Personal information
- Full name: Walter Gerald Yates
- Born: 18 June 1919 Warsop, Nottinghamshire, England
- Died: 15 December 2008 (aged 89) Nottinghamshire, England
- Batting: Right-handed
- Bowling: Right-arm medium

Domestic team information
- 1937–1938: Nottinghamshire

Career statistics
| Competition | First-class |
| Matches | 6 |
| Runs scored | 69 |
| Batting average | 9.85 |
| 100s/50s | –/– |
| Top score | 19 |
| Balls bowled | 90 |
| Wickets | 1 |
| Bowling average | 54.00 |
| 5 wickets in innings | – |
| 10 wickets in match | – |
| Best bowling | 1/43 |
| Catches/stumpings | 1/– |
- Source: Cricinfo, 31 October 2011

= Walter Yates (cricketer) =

English cricketer

Walter Gerald Yates (18 June 1919 - 15 December 2008) was an English cricketer. Yates was a right-handed batsman who bowled right-arm medium pace. He was born at Warsop, Nottinghamshire.

Yates made his first-class debut for Nottinghamshire against Leicestershire in 1937 County Championship. He made five further first-class appearances for the county, the last of which came against Kent in the 1938 County Championship. In his six first-class appearances, he scored 69 runs at an average of 9.85, with a high score of 19. He took a single first-class wicket, that of Essex captain Denys Wilcox.

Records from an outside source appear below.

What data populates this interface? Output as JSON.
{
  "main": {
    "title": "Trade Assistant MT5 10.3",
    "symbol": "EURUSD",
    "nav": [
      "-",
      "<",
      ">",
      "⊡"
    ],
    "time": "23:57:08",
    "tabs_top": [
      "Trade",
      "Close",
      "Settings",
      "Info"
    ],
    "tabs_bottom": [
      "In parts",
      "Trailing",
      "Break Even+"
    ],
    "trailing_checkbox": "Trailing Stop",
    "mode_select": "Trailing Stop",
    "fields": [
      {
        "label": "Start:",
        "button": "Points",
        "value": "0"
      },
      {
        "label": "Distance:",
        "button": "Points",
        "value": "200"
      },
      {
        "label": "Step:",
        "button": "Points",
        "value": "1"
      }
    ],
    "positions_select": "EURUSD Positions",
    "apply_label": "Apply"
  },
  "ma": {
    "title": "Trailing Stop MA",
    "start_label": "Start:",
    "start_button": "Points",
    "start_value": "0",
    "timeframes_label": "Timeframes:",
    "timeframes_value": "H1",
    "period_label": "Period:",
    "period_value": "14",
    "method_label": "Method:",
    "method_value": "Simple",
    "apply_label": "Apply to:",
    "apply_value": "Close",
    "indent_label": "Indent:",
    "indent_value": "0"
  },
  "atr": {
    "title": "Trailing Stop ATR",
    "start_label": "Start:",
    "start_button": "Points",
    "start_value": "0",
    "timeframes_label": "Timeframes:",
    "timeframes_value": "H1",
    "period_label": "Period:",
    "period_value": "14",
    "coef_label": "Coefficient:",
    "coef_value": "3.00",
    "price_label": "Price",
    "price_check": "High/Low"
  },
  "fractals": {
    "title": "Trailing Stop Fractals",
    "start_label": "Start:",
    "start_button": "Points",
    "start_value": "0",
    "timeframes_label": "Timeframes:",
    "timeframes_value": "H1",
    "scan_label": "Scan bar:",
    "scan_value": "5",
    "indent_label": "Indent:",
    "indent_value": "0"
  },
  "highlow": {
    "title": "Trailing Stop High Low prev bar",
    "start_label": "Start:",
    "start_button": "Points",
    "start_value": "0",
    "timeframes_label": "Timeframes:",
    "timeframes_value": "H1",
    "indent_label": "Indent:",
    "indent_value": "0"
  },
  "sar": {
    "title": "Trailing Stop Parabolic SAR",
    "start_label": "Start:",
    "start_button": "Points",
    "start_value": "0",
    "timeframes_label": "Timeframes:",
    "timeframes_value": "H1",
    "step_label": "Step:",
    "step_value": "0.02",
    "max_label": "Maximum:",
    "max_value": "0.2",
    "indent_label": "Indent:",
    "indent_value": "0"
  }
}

Yates served during World War II with the Royal Air Force Volunteer Reserve, serving by November 1942 with the rank of corporal. By April 1943, Yates held the rank of pilot officer. It was in May that he was dismissed from service by way of a General Court-martial. However, as the war effort was short of pilots, he was demoted and served as a Spitfire pilot in Burma with the County of Durham Squadron until the end of the war.

He died in Nottinghamshire on 15 December 2008.